Yes, coax can be manufactured at 100 ohms. However, it wouldn't be suitable for building an HDMI cable because HDMI signals are run balanced, which requires a symmetrical cable architecture (which, in effect, means twisted pair). It would also be possible to run HDMI by using two 50-ohm coaxes for each balanced line, grounding the shields in common to that pair's shield ground. To do that, though, you'd have to really control the lengths well because skew is a major factor in keeping HDMI signals together.
I have spent a lot of time with engineering staff at Belden on this problem, and I would point out that Belden is, among other things, a world leader in super-high-frequency data cabling, and has a whole range of Gigabit products out. I've seen sales samples of Belden 10-gig cable, though I think it hasn't hit market yet. And you know what? Every last one of the engineers I have ever heard comment on this issue, without any prompting from me, has observed, "it's a shame they didn't just run this in coax." When the guys who know as much as anyone in the world about running high-speed data in twisted-pair cable tell me that, I suspect that my making this point to the world in this article is not exactly "misleading."
Other high-speed data technologies aren't as fragile as HDMI. They are generally not run parallel; they are run with error correction. The fact is, and anyone who's had trouble running this stuff over distance will understand: HDMI is an unreasonably fragile interface, and the problem could easily, and cheaply, have been avoided.

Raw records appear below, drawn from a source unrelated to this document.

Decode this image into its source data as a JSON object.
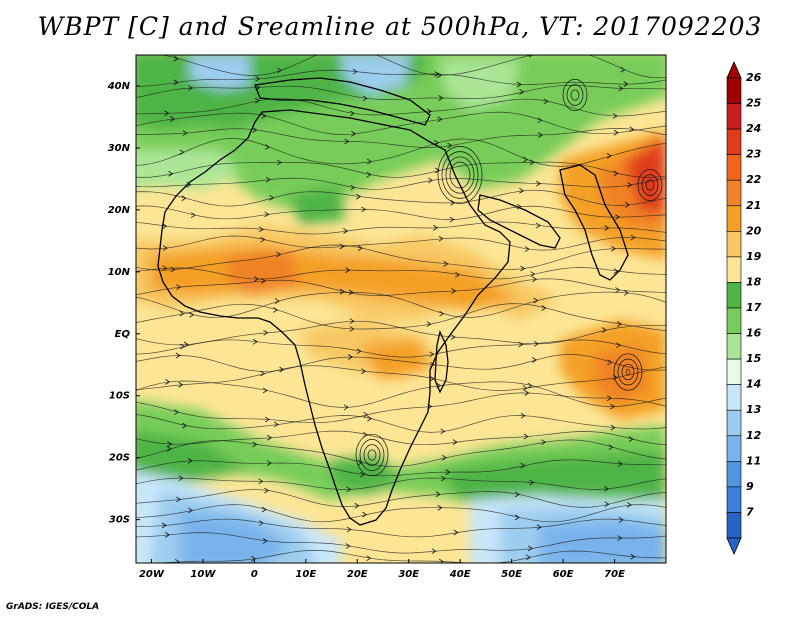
{
  "title": "WBPT [C] and Sreamline at 500hPa, VT: 2017092203",
  "credit": "GrADS: IGES/COLA",
  "map": {
    "lon_range": [
      -23,
      80
    ],
    "lat_range": [
      -37,
      45
    ],
    "lat_labels": [
      "40N",
      "30N",
      "20N",
      "10N",
      "EQ",
      "10S",
      "20S",
      "30S"
    ],
    "lat_values": [
      40,
      30,
      20,
      10,
      0,
      -10,
      -20,
      -30
    ],
    "lon_labels": [
      "20W",
      "10W",
      "0",
      "10E",
      "20E",
      "30E",
      "40E",
      "50E",
      "60E",
      "70E"
    ],
    "lon_values": [
      -20,
      -10,
      0,
      10,
      20,
      30,
      40,
      50,
      60,
      70
    ]
  },
  "colorbar": {
    "labels": [
      "26",
      "25",
      "24",
      "23",
      "22",
      "21",
      "20",
      "19",
      "18",
      "17",
      "16",
      "15",
      "14",
      "13",
      "12",
      "11",
      "9",
      "7"
    ],
    "colors": [
      "#a00000",
      "#c81e1e",
      "#e03c1c",
      "#f0641e",
      "#f08228",
      "#f4a028",
      "#f8c864",
      "#fce696",
      "#50b446",
      "#78cd5a",
      "#aae696",
      "#e6fae6",
      "#c8e6fa",
      "#9ccdf0",
      "#78b4eb",
      "#5096e1",
      "#3c82dc",
      "#2864c8"
    ]
  }
}
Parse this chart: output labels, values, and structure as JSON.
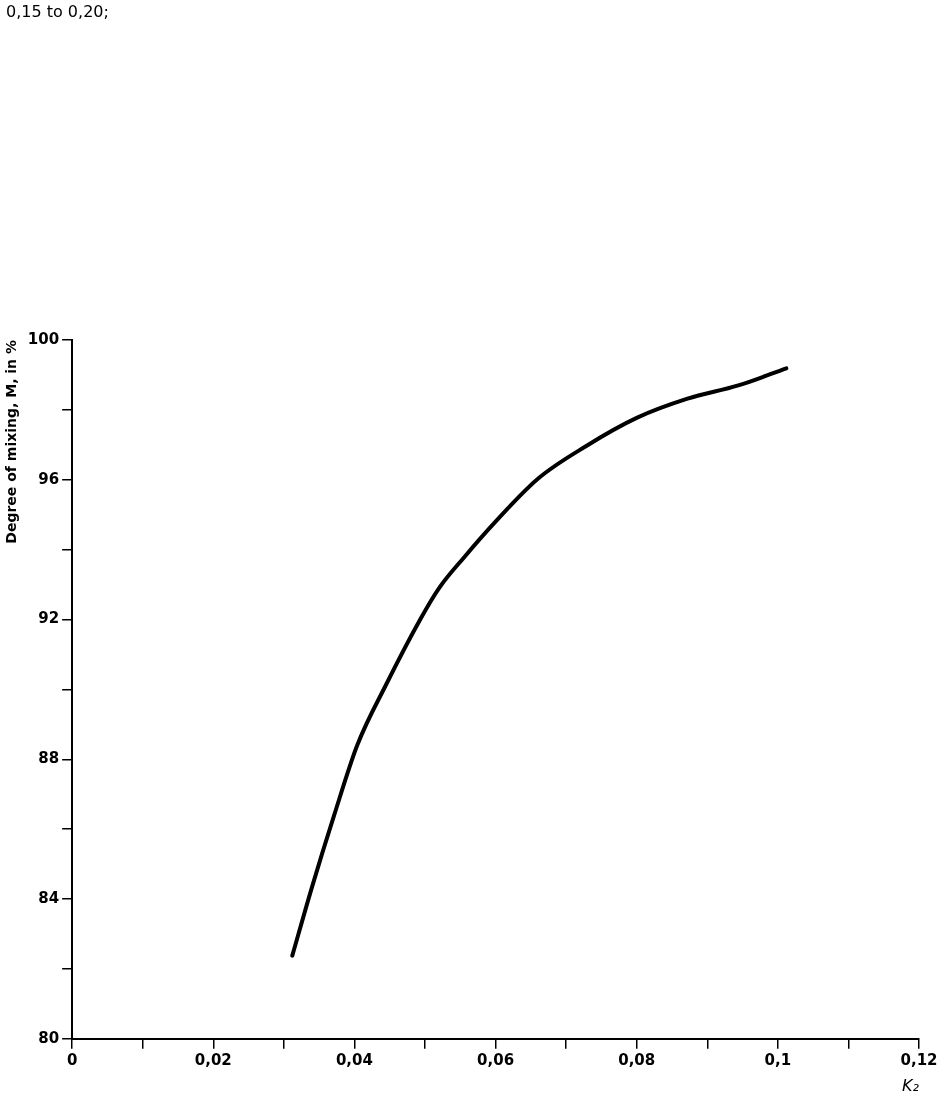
{
  "chart_data": {
    "type": "line",
    "xlabel": "K₂",
    "ylabel": "Degree of mixing, M, in %",
    "annotations": [
      "0,15 to 0,20;"
    ],
    "xlim": [
      0,
      0.12
    ],
    "xticks": [
      {
        "value": 0,
        "label": "0"
      },
      {
        "value": 0.01,
        "label": null
      },
      {
        "value": 0.02,
        "label": "0,02"
      },
      {
        "value": 0.03,
        "label": null
      },
      {
        "value": 0.04,
        "label": "0,04"
      },
      {
        "value": 0.05,
        "label": null
      },
      {
        "value": 0.06,
        "label": "0,06"
      },
      {
        "value": 0.07,
        "label": null
      },
      {
        "value": 0.08,
        "label": "0,08"
      },
      {
        "value": 0.09,
        "label": null
      },
      {
        "value": 0.1,
        "label": "0,1"
      },
      {
        "value": 0.11,
        "label": null
      },
      {
        "value": 0.12,
        "label": "0,12"
      }
    ],
    "ylim": [
      80,
      100
    ],
    "yticks": [
      80,
      {
        "value": 82,
        "label": null
      },
      84,
      {
        "value": 86,
        "label": null
      },
      88,
      {
        "value": 90,
        "label": null
      },
      92,
      {
        "value": 94,
        "label": null
      },
      96,
      {
        "value": 98,
        "label": null
      },
      100
    ],
    "grid": false,
    "legend": false,
    "marker": "none",
    "line_style": "solid",
    "series": [
      {
        "color": "#000000",
        "x": [
          0.0312,
          0.034,
          0.0371,
          0.0404,
          0.0445,
          0.0494,
          0.052,
          0.0555,
          0.0599,
          0.066,
          0.0728,
          0.08,
          0.0872,
          0.0944,
          0.1012
        ],
        "values": [
          82.38,
          84.35,
          86.38,
          88.4,
          90.14,
          92.03,
          92.9,
          93.77,
          94.78,
          96.03,
          96.96,
          97.77,
          98.32,
          98.7,
          99.19
        ]
      }
    ]
  }
}
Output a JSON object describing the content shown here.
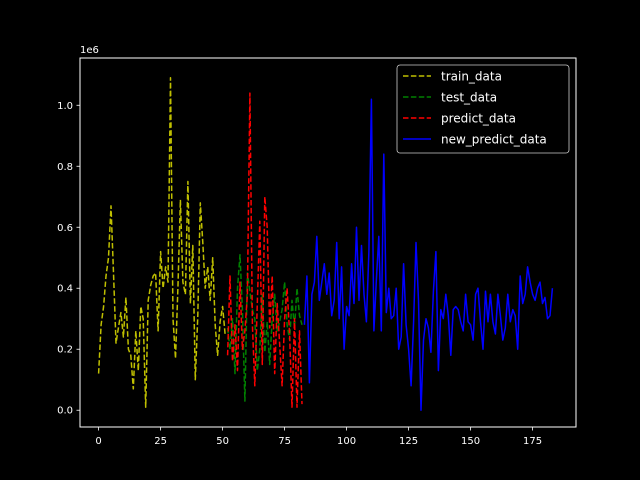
{
  "chart_data": {
    "type": "line",
    "title": "",
    "xlabel": "",
    "ylabel": "",
    "y_scale_label": "1e6",
    "xlim": [
      -7.5,
      192.5
    ],
    "ylim": [
      -55000,
      1155000
    ],
    "grid": false,
    "legend_position": "top-right",
    "x_ticks": [
      0,
      25,
      50,
      75,
      100,
      125,
      150,
      175
    ],
    "x_tick_labels": [
      "0",
      "25",
      "50",
      "75",
      "100",
      "125",
      "150",
      "175"
    ],
    "y_ticks": [
      0,
      200000,
      400000,
      600000,
      800000,
      1000000
    ],
    "y_tick_labels": [
      "0.0",
      "0.2",
      "0.4",
      "0.6",
      "0.8",
      "1.0"
    ],
    "series": [
      {
        "name": "train_data",
        "color": "#bfbf00",
        "style": "dashed",
        "x": [
          0,
          1,
          2,
          3,
          4,
          5,
          6,
          7,
          8,
          9,
          10,
          11,
          12,
          13,
          14,
          15,
          16,
          17,
          18,
          19,
          20,
          21,
          22,
          23,
          24,
          25,
          26,
          27,
          28,
          29,
          30,
          31,
          32,
          33,
          34,
          35,
          36,
          37,
          38,
          39,
          40,
          41,
          42,
          43,
          44,
          45,
          46,
          47,
          48,
          49,
          50,
          51
        ],
        "y": [
          120000,
          280000,
          340000,
          440000,
          500000,
          670000,
          450000,
          220000,
          270000,
          320000,
          240000,
          370000,
          200000,
          180000,
          70000,
          260000,
          130000,
          340000,
          300000,
          10000,
          360000,
          410000,
          440000,
          450000,
          260000,
          520000,
          400000,
          470000,
          420000,
          1090000,
          300000,
          170000,
          410000,
          690000,
          420000,
          380000,
          750000,
          350000,
          540000,
          100000,
          310000,
          680000,
          550000,
          400000,
          470000,
          360000,
          500000,
          280000,
          180000,
          290000,
          340000,
          250000
        ]
      },
      {
        "name": "test_data",
        "color": "#008000",
        "style": "dashed",
        "x": [
          52,
          53,
          54,
          55,
          56,
          57,
          58,
          59,
          60,
          61,
          62,
          63,
          64,
          65,
          66,
          67,
          68,
          69,
          70,
          71,
          72,
          73,
          74,
          75,
          76,
          77,
          78,
          79,
          80,
          81,
          82
        ],
        "y": [
          270000,
          200000,
          300000,
          120000,
          400000,
          510000,
          330000,
          30000,
          450000,
          390000,
          330000,
          300000,
          130000,
          200000,
          380000,
          190000,
          290000,
          150000,
          300000,
          380000,
          260000,
          290000,
          330000,
          420000,
          280000,
          230000,
          360000,
          270000,
          400000,
          310000,
          280000
        ]
      },
      {
        "name": "predict_data",
        "color": "#ff0000",
        "style": "dashed",
        "x": [
          52,
          53,
          54,
          55,
          56,
          57,
          58,
          59,
          60,
          61,
          62,
          63,
          64,
          65,
          66,
          67,
          68,
          69,
          70,
          71,
          72,
          73,
          74,
          75,
          76,
          77,
          78,
          79,
          80,
          81,
          82
        ],
        "y": [
          180000,
          440000,
          160000,
          280000,
          130000,
          420000,
          200000,
          260000,
          380000,
          1040000,
          280000,
          80000,
          350000,
          620000,
          150000,
          700000,
          600000,
          270000,
          440000,
          120000,
          350000,
          220000,
          80000,
          300000,
          400000,
          250000,
          10000,
          300000,
          10000,
          260000,
          20000
        ]
      },
      {
        "name": "new_predict_data",
        "color": "#0000ff",
        "style": "solid",
        "x": [
          83,
          84,
          85,
          86,
          87,
          88,
          89,
          90,
          91,
          92,
          93,
          94,
          95,
          96,
          97,
          98,
          99,
          100,
          101,
          102,
          103,
          104,
          105,
          106,
          107,
          108,
          109,
          110,
          111,
          112,
          113,
          114,
          115,
          116,
          117,
          118,
          119,
          120,
          121,
          122,
          123,
          124,
          125,
          126,
          127,
          128,
          129,
          130,
          131,
          132,
          133,
          134,
          135,
          136,
          137,
          138,
          139,
          140,
          141,
          142,
          143,
          144,
          145,
          146,
          147,
          148,
          149,
          150,
          151,
          152,
          153,
          154,
          155,
          156,
          157,
          158,
          159,
          160,
          161,
          162,
          163,
          164,
          165,
          166,
          167,
          168,
          169,
          170,
          171,
          172,
          173,
          174,
          175,
          176,
          177,
          178,
          179,
          180,
          181,
          182,
          183
        ],
        "y": [
          280000,
          440000,
          90000,
          380000,
          420000,
          570000,
          360000,
          420000,
          480000,
          380000,
          450000,
          310000,
          360000,
          550000,
          300000,
          470000,
          200000,
          340000,
          310000,
          480000,
          350000,
          600000,
          360000,
          540000,
          380000,
          290000,
          520000,
          1020000,
          260000,
          430000,
          570000,
          260000,
          840000,
          320000,
          400000,
          300000,
          310000,
          400000,
          200000,
          240000,
          480000,
          280000,
          200000,
          80000,
          290000,
          550000,
          360000,
          0,
          230000,
          300000,
          270000,
          190000,
          390000,
          520000,
          130000,
          330000,
          300000,
          380000,
          310000,
          180000,
          330000,
          340000,
          330000,
          290000,
          260000,
          380000,
          290000,
          280000,
          230000,
          380000,
          400000,
          290000,
          200000,
          390000,
          290000,
          380000,
          290000,
          250000,
          380000,
          310000,
          230000,
          270000,
          380000,
          290000,
          330000,
          310000,
          200000,
          440000,
          350000,
          380000,
          470000,
          420000,
          380000,
          360000,
          400000,
          420000,
          350000,
          370000,
          300000,
          310000,
          400000
        ]
      }
    ]
  }
}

SDI, as is used in the broadcast industry, would not be the only option for consumer use. HDMI could have been done more or less as-is, but instead of four parallel balanced pairs, four 75 ohm coaxes could have been run. Very low attenuation, excellent timing to minimize skew, excellent impedance control to limit return loss--it would simply work better. And if one needed to run it over extreme distance, a cheap breakout box with four BNC jacks and a run of CAT5 to carry the low-speed data and miscellaneous what-not would be all you'd need to extend it considerably, with no active circuitry. Using RG-11 cable you could run it 400 feet with no booster and remain within spec for attenuation. And that likely means you could go quite a bit further, failing spec, but still functional, in most applications.
Now, hardly anybody wants to go 400 feet. But with twisted pair, 50 feet has been a challenge for a lot of manufacturers. And if your cable works today, at 50 feet and 1080p, there's no guarantee that it'll work tomorrow at 1080p/12 bit color, 1080p/16 bit color, or whatever else the next generation of the HDMI standard might throw at it.